The incident made Castro wary of the U.S. and led him to believe another invasion would occur. According to biographer Richard Reeves, Kennedy primarily focused on the political repercussions of the plan rather than the military considerations. When the invasion failed, he was convinced the plan was a setup to make him look bad. But he took responsibility for the failure, saying, "... We got a big kick in the leg and we deserved it. But maybe we'll learn something from it."

In late 1961 the White House formed the "Special Group (Augmented)", headed by Robert Kennedy and including Edward Lansdale and Defense Secretary Robert McNamara. The group's objective which was to overthrow Castro via espionage, sabotage, and other covert tactics, was never pursued.

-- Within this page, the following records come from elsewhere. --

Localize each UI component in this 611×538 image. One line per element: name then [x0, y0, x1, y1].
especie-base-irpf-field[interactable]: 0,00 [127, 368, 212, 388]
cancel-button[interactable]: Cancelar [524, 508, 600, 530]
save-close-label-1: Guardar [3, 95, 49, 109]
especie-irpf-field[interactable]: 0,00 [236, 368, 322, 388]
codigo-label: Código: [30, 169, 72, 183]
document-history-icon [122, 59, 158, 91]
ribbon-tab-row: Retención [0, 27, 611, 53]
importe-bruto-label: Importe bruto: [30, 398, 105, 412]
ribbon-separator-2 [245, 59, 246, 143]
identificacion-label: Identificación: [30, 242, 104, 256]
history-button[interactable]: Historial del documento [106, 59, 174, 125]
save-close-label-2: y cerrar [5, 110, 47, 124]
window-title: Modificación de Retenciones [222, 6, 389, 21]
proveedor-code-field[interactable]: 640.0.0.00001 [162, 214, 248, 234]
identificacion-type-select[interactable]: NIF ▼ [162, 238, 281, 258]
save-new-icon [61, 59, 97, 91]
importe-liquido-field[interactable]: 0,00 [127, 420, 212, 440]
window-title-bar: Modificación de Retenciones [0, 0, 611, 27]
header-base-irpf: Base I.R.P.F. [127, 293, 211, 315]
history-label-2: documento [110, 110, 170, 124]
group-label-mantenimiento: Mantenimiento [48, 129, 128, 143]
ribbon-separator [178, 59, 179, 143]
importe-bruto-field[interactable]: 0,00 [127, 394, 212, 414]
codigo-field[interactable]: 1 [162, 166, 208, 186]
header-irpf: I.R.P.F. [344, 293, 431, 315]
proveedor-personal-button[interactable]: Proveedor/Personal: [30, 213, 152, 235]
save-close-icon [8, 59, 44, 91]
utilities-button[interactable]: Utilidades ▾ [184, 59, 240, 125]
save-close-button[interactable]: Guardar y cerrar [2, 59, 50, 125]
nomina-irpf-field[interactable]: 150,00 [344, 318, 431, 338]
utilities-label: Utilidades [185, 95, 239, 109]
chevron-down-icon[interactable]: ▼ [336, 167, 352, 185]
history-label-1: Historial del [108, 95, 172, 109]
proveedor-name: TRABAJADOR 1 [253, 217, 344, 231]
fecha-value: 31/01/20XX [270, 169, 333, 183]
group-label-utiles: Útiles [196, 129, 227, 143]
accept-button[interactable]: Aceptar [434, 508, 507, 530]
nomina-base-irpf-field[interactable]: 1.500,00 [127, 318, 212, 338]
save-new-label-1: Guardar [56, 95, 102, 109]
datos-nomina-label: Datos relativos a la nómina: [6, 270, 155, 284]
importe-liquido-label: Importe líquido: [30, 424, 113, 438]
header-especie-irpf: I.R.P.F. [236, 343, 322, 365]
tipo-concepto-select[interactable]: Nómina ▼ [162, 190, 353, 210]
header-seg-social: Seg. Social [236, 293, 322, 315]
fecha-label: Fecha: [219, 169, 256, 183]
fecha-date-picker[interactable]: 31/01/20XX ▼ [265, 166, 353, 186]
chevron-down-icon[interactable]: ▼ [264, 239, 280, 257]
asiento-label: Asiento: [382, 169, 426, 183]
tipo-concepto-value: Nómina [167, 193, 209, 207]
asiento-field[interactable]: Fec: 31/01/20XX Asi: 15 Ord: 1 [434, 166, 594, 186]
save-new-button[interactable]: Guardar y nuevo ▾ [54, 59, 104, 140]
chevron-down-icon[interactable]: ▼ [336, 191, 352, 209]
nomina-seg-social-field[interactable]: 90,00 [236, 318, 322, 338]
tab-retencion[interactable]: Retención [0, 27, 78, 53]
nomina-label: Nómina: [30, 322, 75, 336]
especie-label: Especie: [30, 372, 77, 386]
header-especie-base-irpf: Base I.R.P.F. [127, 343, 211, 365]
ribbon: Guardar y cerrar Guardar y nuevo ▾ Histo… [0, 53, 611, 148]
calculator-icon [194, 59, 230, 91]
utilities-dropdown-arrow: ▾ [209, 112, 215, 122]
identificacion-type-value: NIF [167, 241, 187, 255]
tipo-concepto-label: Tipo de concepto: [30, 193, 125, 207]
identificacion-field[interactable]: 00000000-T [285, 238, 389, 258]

Kennedy later told Hugh Sidey of Time Magazine:

"Someday, write a book about all this. I want to know how all this could have happened. There were 50 or so of us, presumably the most experienced and smartest people we could get, to plan such an operation. Most of us thought it would work. I know there are some men now saying they were opposed from the start. I wasn't aware of any great opposition. Even [Senator] Bill Fulbright [who later claimed to have heatedly protested the invasion plans] was not so outspoken as he claimed. After the last briefing which he attended, he took me aside and told me he could see there was a lot more to this plan than he had realized. But five minutes after it began to fall in, we all looked at each other and asked, 'How could we have been so stupid?' When we saw the wide range of the failures we asked ourselves why it had not been apparent to somebody from the start. I guess you get walled off from reality when you want something to succeed too much. Remember, Sidey, write that book and explain it to all of us."